LONDON • British Prime Minister Theresa May is battling to assert her authority over a divided Conservative Party as she faces calls to step down as its leader before the next general election.
Mrs May insists she will fight on, amid reports that Foreign Secretary Boris Johnson believes she will be gone within a year.
In a BBC television interview yesterday, Mrs May ducked the question of whether Mr Johnson is now impossible to fire after his latest outburst on Brexit, in which he set new demands for the negotiations with the European Union.
She insisted Mr Johnson and the rest of her Cabinet are agreed on her Brexit policy, which she set out in a speech in Florence, Italy, on Sept 22. In that speech, Mrs May included a number of concessions which helped unlock the Brexit talks, although likely not enough to move the negotiations on to trade later this month.
"What I have is a Cabinet that is united in the mission of this government," Mrs May said on the BBC's Andrew Marr Show before the start of the Conservatives' annual conference in Manchester. "Boris is absolutely behind the Florence speech and the line that we have taken."
Mrs May is attending the first gathering of party members and lawmakers since her disastrous decision to call a snap election in June that cost the Conservatives their majority in Parliament.
The failure of her campaign severely undermined her authority, but Mrs May insisted in an interview with The Sunday Telegraph newspaper that she will stay on as leader to fight the next election.
The Sunday Times, however, reported that Mr Johnson believes Mrs May will be ousted within 12 months. The Foreign Secretary is himself facing calls for his removal after making his own demands for Brexit policy public, in what was seen as another direct challenge to Mrs May's leadership.
The jockeying for Mrs May's job has added more uncertainty to Brexit negotiations.
Mr Johnson fed into the confusion last Saturday when he warned in an interview with The Sun newspaper that he has four "red lines" for Mrs May.
The transition should be two years and "not a second more", he said. Further, Britain should stop accepting EU court decisions during the transition, must not accept any new rules, and must stop paying for access to the single market after the period ends, he added.
Mrs May's deputy, First Secretary of State Damian Green, yesterday told ITV's "Peston on Sunday" show that leadership speculation "has to stop" for the sake of the country because it gets in the way of the Brexit negotiations.
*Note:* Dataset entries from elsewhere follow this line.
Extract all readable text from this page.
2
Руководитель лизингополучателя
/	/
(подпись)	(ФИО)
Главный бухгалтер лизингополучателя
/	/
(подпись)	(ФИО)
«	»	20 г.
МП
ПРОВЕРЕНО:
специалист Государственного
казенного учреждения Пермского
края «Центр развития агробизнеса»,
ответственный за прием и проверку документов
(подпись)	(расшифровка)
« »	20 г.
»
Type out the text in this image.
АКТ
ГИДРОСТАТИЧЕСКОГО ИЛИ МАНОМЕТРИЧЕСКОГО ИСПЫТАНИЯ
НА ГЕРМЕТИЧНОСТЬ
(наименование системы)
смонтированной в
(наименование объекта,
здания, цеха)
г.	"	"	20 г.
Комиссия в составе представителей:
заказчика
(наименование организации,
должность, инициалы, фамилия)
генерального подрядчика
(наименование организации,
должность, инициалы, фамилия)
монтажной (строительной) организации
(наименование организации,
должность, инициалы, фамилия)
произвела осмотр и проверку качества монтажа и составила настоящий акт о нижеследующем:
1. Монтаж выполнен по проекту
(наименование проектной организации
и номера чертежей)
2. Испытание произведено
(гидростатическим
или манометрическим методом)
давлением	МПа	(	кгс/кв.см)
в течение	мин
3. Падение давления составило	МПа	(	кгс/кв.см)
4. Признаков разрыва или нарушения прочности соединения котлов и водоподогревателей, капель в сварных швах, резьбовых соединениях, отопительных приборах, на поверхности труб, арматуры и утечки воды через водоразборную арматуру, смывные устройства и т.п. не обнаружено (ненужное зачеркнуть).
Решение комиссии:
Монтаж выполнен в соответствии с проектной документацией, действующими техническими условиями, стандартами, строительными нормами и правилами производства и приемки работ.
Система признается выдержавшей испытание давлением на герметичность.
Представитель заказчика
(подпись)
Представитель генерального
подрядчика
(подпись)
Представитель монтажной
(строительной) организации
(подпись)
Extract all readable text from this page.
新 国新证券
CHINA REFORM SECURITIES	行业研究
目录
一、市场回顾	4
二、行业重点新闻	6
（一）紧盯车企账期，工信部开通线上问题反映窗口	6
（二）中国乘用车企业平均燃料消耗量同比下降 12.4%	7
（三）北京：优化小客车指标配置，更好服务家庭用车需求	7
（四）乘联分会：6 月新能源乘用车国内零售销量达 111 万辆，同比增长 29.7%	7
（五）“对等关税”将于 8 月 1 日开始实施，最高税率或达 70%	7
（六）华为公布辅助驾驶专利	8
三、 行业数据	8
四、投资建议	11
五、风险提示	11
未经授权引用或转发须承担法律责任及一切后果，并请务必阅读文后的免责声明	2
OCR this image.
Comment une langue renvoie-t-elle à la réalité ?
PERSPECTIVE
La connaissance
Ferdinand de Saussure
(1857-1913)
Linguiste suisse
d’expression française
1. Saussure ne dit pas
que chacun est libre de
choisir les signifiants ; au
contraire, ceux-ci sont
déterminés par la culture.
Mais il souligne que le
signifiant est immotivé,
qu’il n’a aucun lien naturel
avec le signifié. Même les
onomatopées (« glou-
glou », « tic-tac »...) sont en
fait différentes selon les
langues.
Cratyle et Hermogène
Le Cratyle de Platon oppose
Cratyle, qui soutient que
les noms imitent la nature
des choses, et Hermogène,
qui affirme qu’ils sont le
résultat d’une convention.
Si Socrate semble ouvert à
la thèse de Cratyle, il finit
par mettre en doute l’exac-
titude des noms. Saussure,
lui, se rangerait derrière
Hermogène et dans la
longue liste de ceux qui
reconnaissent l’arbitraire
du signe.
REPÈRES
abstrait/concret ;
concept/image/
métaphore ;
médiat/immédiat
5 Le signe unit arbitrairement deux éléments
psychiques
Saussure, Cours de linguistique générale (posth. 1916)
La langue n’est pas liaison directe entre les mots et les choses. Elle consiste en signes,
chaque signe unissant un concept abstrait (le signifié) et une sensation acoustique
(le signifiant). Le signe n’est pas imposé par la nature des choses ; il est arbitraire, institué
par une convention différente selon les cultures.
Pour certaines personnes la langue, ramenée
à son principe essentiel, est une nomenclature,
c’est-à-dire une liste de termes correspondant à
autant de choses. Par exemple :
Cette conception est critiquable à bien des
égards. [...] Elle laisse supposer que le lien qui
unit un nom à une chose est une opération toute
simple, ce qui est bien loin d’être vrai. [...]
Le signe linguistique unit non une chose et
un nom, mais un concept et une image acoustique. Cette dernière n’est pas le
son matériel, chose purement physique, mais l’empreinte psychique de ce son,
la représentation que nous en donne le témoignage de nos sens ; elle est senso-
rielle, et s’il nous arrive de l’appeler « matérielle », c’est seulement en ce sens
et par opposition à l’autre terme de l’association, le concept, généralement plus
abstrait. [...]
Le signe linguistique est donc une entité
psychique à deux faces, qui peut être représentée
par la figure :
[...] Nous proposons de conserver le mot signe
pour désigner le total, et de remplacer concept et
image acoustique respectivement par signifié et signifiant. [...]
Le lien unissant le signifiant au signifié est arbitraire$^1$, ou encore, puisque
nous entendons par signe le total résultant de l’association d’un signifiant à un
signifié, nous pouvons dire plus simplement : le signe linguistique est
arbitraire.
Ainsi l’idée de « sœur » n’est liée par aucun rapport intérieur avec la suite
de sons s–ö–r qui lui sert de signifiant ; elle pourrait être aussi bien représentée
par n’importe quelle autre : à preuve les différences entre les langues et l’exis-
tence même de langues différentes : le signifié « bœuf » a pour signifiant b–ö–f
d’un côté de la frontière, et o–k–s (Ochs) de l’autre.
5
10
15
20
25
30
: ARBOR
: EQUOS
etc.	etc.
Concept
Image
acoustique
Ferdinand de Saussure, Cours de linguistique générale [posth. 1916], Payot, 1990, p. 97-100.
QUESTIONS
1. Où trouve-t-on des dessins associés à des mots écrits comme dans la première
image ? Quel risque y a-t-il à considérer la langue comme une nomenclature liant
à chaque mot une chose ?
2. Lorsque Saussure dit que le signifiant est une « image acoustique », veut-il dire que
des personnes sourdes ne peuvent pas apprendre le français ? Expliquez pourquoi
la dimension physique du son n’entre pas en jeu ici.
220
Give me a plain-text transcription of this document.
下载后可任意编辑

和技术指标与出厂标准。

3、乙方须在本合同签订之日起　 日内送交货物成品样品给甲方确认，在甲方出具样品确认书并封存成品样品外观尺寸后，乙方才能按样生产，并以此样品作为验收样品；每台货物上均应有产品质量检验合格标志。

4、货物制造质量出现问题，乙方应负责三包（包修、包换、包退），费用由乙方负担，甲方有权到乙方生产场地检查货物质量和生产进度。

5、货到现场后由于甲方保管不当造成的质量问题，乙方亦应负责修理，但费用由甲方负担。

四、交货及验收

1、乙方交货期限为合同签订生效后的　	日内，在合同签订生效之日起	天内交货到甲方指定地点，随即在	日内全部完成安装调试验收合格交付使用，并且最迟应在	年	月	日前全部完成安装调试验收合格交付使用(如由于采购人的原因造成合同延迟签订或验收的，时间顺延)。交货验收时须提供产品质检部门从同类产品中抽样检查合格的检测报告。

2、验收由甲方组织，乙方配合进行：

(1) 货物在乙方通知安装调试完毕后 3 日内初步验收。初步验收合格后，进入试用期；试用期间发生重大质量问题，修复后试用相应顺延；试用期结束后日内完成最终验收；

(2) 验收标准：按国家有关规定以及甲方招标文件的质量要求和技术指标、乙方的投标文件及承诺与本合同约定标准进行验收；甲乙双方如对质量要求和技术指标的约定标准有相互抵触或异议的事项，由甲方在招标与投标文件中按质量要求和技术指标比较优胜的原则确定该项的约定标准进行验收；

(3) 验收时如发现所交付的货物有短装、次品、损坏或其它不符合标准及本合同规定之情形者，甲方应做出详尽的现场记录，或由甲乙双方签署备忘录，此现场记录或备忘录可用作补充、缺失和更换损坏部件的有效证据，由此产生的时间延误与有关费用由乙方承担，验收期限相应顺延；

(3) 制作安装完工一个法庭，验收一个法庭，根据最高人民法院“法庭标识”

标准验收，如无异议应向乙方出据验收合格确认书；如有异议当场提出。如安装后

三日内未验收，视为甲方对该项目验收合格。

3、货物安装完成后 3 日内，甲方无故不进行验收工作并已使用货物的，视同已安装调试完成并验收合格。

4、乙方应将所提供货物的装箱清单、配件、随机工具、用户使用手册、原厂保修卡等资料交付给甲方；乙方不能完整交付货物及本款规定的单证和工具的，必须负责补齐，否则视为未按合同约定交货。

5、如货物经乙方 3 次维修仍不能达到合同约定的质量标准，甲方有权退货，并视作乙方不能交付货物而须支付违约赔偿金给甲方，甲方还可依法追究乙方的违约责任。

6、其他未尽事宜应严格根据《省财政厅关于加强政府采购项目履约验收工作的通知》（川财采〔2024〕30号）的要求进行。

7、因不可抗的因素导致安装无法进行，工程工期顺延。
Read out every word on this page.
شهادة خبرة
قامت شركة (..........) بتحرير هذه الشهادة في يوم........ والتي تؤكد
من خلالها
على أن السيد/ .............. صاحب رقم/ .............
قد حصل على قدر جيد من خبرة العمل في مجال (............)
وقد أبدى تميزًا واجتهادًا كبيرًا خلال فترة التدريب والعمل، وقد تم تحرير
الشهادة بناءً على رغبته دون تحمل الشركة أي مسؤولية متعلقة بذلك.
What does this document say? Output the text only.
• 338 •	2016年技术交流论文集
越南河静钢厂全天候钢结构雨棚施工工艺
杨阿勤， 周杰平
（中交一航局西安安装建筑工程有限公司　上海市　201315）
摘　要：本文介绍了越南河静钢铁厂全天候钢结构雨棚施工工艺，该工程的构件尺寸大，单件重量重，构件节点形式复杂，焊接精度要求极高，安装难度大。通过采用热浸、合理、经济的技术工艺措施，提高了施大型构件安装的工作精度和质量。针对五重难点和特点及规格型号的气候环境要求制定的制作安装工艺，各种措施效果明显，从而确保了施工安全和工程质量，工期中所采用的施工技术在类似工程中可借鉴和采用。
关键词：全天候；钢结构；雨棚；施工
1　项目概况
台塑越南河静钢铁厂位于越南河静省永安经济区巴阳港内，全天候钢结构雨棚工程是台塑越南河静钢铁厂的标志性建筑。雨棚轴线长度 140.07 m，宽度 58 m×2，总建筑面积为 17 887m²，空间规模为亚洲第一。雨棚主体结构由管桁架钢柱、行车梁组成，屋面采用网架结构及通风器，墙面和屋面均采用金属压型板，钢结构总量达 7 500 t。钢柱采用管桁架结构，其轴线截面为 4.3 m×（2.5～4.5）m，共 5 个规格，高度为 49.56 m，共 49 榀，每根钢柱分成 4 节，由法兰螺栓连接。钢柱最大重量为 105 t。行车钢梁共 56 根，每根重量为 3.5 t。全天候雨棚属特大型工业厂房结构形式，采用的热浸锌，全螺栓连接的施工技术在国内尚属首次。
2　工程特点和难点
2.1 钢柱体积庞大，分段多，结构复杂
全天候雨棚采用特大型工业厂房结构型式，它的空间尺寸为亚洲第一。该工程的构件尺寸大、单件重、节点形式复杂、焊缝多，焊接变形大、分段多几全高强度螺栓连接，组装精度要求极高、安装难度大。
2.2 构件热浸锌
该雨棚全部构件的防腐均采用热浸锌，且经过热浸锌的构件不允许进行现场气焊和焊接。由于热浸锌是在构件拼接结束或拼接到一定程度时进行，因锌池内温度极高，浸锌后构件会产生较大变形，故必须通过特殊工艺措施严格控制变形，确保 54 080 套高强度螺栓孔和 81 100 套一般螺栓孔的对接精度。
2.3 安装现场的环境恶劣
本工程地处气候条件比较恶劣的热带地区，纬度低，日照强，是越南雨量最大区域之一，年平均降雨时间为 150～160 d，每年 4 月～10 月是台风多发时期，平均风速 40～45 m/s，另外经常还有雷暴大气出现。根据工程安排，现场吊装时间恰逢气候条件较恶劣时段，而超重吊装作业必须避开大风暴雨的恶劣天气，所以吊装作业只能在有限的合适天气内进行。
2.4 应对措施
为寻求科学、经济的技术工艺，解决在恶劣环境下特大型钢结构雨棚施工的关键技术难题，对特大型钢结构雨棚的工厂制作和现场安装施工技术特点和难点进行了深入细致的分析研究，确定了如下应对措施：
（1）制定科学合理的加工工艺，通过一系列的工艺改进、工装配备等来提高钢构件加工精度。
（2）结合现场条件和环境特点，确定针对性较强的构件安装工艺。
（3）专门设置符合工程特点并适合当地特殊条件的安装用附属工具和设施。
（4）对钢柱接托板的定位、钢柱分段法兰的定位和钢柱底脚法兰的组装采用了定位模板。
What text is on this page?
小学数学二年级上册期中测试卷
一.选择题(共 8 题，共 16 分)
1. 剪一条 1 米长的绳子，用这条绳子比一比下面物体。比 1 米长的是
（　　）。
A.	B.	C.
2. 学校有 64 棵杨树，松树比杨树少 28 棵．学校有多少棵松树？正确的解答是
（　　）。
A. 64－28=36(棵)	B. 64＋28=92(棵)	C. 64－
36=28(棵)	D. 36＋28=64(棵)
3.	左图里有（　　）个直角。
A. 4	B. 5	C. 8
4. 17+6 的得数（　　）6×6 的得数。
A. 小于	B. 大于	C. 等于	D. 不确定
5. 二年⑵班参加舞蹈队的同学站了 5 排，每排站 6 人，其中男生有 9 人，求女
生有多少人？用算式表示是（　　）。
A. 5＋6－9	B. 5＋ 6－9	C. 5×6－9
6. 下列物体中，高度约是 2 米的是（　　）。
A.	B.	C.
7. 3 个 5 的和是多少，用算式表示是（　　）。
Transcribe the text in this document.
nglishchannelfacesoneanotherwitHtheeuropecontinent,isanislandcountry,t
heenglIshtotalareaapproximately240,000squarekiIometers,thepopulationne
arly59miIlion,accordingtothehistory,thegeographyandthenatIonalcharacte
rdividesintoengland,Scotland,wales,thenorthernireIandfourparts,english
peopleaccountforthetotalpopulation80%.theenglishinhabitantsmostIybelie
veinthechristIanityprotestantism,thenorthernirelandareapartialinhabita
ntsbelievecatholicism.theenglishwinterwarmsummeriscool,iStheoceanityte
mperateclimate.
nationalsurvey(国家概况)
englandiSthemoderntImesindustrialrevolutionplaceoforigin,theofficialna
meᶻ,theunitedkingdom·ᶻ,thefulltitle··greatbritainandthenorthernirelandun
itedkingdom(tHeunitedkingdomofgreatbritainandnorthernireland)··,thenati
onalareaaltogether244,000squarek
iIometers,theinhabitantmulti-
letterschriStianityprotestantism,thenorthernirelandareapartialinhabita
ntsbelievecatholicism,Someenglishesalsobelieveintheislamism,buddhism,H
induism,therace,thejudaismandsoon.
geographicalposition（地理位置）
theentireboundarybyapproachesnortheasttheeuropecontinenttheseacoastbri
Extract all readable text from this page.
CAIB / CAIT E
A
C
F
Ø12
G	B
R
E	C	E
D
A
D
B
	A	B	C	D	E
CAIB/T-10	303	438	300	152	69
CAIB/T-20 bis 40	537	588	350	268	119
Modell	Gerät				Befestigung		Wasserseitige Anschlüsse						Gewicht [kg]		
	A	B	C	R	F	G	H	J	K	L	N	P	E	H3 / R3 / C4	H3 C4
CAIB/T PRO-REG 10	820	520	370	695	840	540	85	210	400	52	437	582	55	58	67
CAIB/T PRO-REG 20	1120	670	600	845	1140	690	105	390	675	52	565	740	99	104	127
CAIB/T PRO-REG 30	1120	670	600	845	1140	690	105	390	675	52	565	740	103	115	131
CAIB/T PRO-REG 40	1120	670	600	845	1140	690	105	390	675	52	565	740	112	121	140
In her BBC interview, the Prime Minister was asked if Mr Johnson had now become "unsackable". She laughed and said: "You talk about Boris' job, you talk about my job; I think the people watching this programme are actually interested in what we're going to do for their jobs and their futures and their children's futures.''
Mrs May also refused to say whether Britain will have to accept changes to EU law during the Brexit transition, despite no longer being able to shape those laws. Mr Johnson had said such an outcome would be unacceptable.
On Brexit, Mrs May said EU leaders had welcomed her Florence speech, adding that while London is preparing the ground for leaving the EU without a deal, she hopes and expects to be able to reach a good settlement in Brussels.